

Security Advisory WSO2-2021-1646

Published: March 08, 2022

Version: 1.0.0

Severity: Medium

CVSS Score: 5.4 (CVSS:3.1/AV:N/AC:L/PR:N/UI:R/S:U/C:L/I:L/A:N)

---

AFFECTED PRODUCTS

• WSO2 API Manager : 4.0.0 , 3.2.0 , 3.1.0 , 3.0.0 , 2.6.0 , 2.5.0 , 2.2.0
• WSO2 Identity Server : 5.11.0 , 5.10.0 , 5.9.0 , 5.8.0 , 5.7.0 , 5.6.0 , 5.5.0 , 5.4.1
• WSO2 IoT Server: 3.3.1

OVERVIEW

A potential open redirection vulnerability in callback URL.

DESCRIPTION

The WSO2 Secure Deployment guide recommended regex callback URI validation is vulnerable to potential open redirection vulnerability.

IMPACT

By using social engineering techniques, an attacker could persuade a user to click on a valid link (but with a malicious payload) and get the user redirected to an attacker controlled page where a phishing attack could be executed to obtain highly sensitive information or harm otherwise.

SOLUTION

In order to mitigate the identified vulnerability, It is highly recommended to apply the below given configuration into the following function following path.
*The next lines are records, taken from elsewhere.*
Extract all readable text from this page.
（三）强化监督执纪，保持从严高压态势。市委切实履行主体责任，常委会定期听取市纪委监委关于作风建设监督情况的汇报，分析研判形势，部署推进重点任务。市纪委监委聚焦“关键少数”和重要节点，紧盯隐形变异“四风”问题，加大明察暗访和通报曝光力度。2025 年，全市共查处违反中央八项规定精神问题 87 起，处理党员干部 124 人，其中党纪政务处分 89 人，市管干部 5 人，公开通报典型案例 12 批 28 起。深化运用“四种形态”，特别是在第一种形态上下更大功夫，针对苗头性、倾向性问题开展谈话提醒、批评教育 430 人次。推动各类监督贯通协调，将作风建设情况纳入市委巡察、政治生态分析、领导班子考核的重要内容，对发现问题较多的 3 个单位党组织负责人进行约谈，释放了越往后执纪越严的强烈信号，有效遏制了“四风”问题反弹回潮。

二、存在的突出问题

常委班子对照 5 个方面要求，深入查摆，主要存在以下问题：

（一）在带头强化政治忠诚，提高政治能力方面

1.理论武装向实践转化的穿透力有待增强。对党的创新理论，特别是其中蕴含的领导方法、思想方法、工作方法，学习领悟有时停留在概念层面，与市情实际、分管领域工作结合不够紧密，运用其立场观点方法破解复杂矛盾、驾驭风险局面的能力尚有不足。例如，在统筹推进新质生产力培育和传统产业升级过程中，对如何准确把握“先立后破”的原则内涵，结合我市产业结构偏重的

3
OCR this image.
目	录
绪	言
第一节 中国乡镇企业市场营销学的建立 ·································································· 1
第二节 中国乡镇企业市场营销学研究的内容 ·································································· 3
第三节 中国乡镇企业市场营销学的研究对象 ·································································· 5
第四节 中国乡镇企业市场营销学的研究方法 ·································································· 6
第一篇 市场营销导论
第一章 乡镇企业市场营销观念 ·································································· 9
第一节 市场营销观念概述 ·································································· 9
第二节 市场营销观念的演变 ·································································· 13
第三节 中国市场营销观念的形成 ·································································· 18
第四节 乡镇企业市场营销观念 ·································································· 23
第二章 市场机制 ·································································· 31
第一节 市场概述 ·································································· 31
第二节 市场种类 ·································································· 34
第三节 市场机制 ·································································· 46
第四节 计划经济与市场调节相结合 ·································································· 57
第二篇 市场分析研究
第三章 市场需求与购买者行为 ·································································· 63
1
Service Provider > Add/Edit Service Provider > Inbound Authentication Configuration > OAuth/OpenIDConnect Configuration > Configure

Callback URL => regexp=(https://((example1\.com)|(example2:8000))(/callback))

Here example1 and example2 are sample URLs

Moreover, the product documentation is updated with the corrected configuration samples.

CREDITS

WSO2 thanks, Điện Phạm for responsibly reporting the identified issue and working with us as we addressed it.